5.1. Verification for Multiscale Approach

To verify the effectiveness of the multiscale heatmap generation approach, the LR and HR heatmaps were compared. Because these heatmaps include white colors at the keypoints, visually comparing the LR and HR maps was easy. However, other the offset and bounding box maps were not compared because of the absence of texture patterns in those maps. Figure 8 shows the ground-truth and predicted LR and HR heatmaps. In Figure 8, the numbers in parentheses above the heatmaps correspond to the number of pests. In Figure 8, the LR heatmaps were resized with bicubic interpolation for visual comparison such that the image size is the same as that of the HR heatmaps. Owing to the upsampling effect, the LR heatmaps are blurry at the keypoints. As shown in the upper part of Figure 8, where the number of pest images is relatively small, the predicted pest count from the LR heatmap was as accurate as that from the HR heatmap. This was possible because the occlusion was not severe. This indicates that the small-scale LR heatmap predictions were sufficient for pest counting. However, in the opposite case, the accuracy of the LR heatmap was lower than that of the HR heatmap. This was because the downsampling caused pixel information to be lost, exacerbating the occlusion problem. To address this scale issue, a multiscale approach was adopted in this study for the LR and HR map prediction. In a two-step process, small-scale LR maps were first predicted and used as side information to generate the corresponding large-scale HR map more accurately.

To compare the accuracies of the predicted HR and LR heatmaps for the input test images, the absolute error (AE) was evaluated. The AE scores of the HR and LR heatmaps were calculated as follows:

A E_{i \in \{H R, L R\}} = |p ({\hat{F}}_{i}^{H}) - p (F_{i}^{H})|

(25)

Here,

i

indicates one of the HR and LR heatmaps, and

{\hat{F}}_{i}^{H}

and

F_{i}^{H}

represent the predicted and ground-truth heat maps, respectively.

p

calculates the number of pests by localizing the keypoints and detecting the bounding boxes from the given heatmap. Therefore,

A E

is the absolute difference between the predicted and measured number of pests. For reference, keypoint localization was conducted based on max pooling, and the bounding boxes were detected using the offset and bounding box maps. Further details on keypoint localization are described in [2].
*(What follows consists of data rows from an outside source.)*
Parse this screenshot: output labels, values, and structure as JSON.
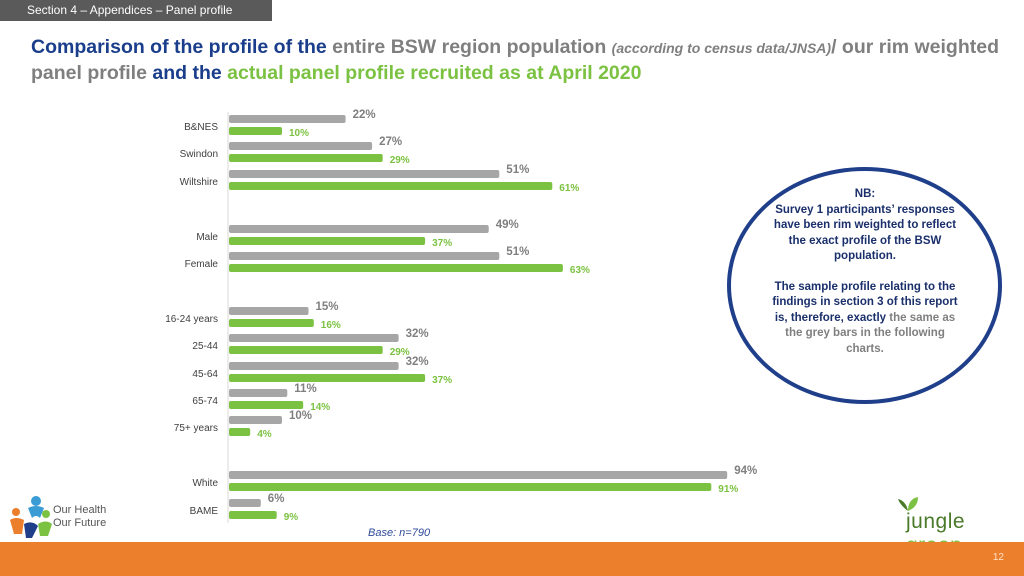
{
  "header": {
    "section_tab": "Section 4 – Appendices – Panel profile"
  },
  "title": {
    "part1": "Comparison of the profile of the",
    "part2": "entire BSW region population",
    "part3": "(according to census data/JNSA)",
    "part4": "/",
    "part5": "our rim weighted panel profile",
    "part6": "and the",
    "part7": "actual panel profile recruited as at April 2020"
  },
  "chart_data": {
    "type": "bar",
    "orientation": "horizontal",
    "categories": [
      "B&NES",
      "Swindon",
      "Wiltshire",
      "Male",
      "Female",
      "16-24 years",
      "25-44",
      "45-64",
      "65-74",
      "75+ years",
      "White",
      "BAME"
    ],
    "series": [
      {
        "values": [
          22,
          27,
          51,
          49,
          51,
          15,
          32,
          32,
          11,
          10,
          94,
          6
        ],
        "color": "#a6a6a6",
        "label_color": "#7f7f7f"
      },
      {
        "values": [
          10,
          29,
          61,
          37,
          63,
          16,
          29,
          37,
          14,
          4,
          91,
          9
        ],
        "color": "#7cc242",
        "label_color": "#7cc242"
      }
    ],
    "value_suffix": "%",
    "xlim": [
      0,
      100
    ]
  },
  "note": {
    "heading": "NB:",
    "line1": "Survey 1 participants’ responses have been rim weighted to reflect the exact profile of the BSW population.",
    "line2a": "The sample profile relating to the findings in section 3 of this report is, therefore, exactly",
    "line2b": "the same as the grey bars in the following charts."
  },
  "base": "Base: n=790",
  "logos": {
    "left_line1": "Our Health",
    "left_line2": "Our Future",
    "right_a": "jungle",
    "right_b": "green"
  },
  "page_number": "12",
  "colors": {
    "accent_navy": "#1a3e8c",
    "grey_bar": "#a6a6a6",
    "green_bar": "#7cc242",
    "footer": "#ec7f2c"
  }
}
Figure 9 shows the AE scores of the predicted HR and LR heatmaps according to the number of pests. When the number of pests was fewer than 90, the AE scores of the LR heatmaps were similar to those of the HR heatmaps. To be more specific, the AE score difference was calculated, as shown in Figure 10. As shown in this figure, the AE score difference increased rapidly after 90. This indicates that the LR heat map was not suitable when the number of pests was large. That is, the performance of the LR heatmap deteriorated because of the occlusion problem. Therefore, when the number of pests increases, an HR heat map is required. This experiment confirms that the proposed multiscale heatmap generation approach was reasonable. As shown in Figure 9, the sum of the AE scores of the LR heatmaps was 451.2 and that of the HR heatmaps was 335.1. In other words, the accuracy of the HR heatmap was higher than that of the LR heatmap. This indicates that the use of the LR heatmap could be an effective way to improve the accuracy of the HR heatmap within a stacked hourglass framework. For reference, to check the effectiveness of only the proposed multiscale heatmap generation, the between-hourglass skip connection was removed (from the architecture shown in Figure 6). The proposed model without the between-hourglass skip connection was tested for AE calculation. In addition, the AE scores were averaged over the test images with the same number of pests.
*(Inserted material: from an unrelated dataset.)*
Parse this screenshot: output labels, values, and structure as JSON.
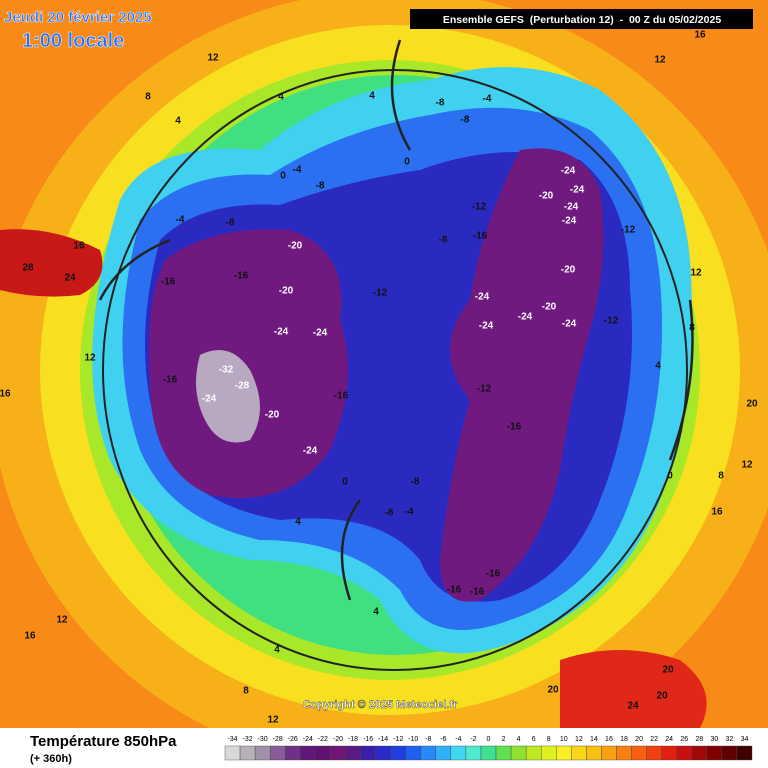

Two types of pest counting models were compared for quantitative evaluation. One was counting by detection and the other was counting by density map estimation. SOTA models, such as MCNN [7], SANet [8], ICCNet [9], KDMG [10], RetinaNet [4], RedPoints [30], CenterNet [2], and Faster RCNN [3], were tested. Table 1 presents the mean absolute error (MAE) [7], root mean squared error (RMSE) [7], and averaged precision (AP) [3] for the SOTA pest counting models. Notably, KDMG [10] outperformed the counting by detection models, except for CenterNet [2] and the proposed models, which were classified by counting using detection models. This result indicates that crowd counting models could be directly used for trap-based pest counting and could obtain excellent performance not only for pest images but also for crowd images. Pest images have severe pose variation and occlusion problems, preventing counting with detection models from determining bounding boxes more accurately. However, KDMG can learn kernel shapes and iteratively update the density map, thereby significantly improving the pest counting accuracy. Furthermore, KDMG had the best performance among the conventional crowd counting models [10].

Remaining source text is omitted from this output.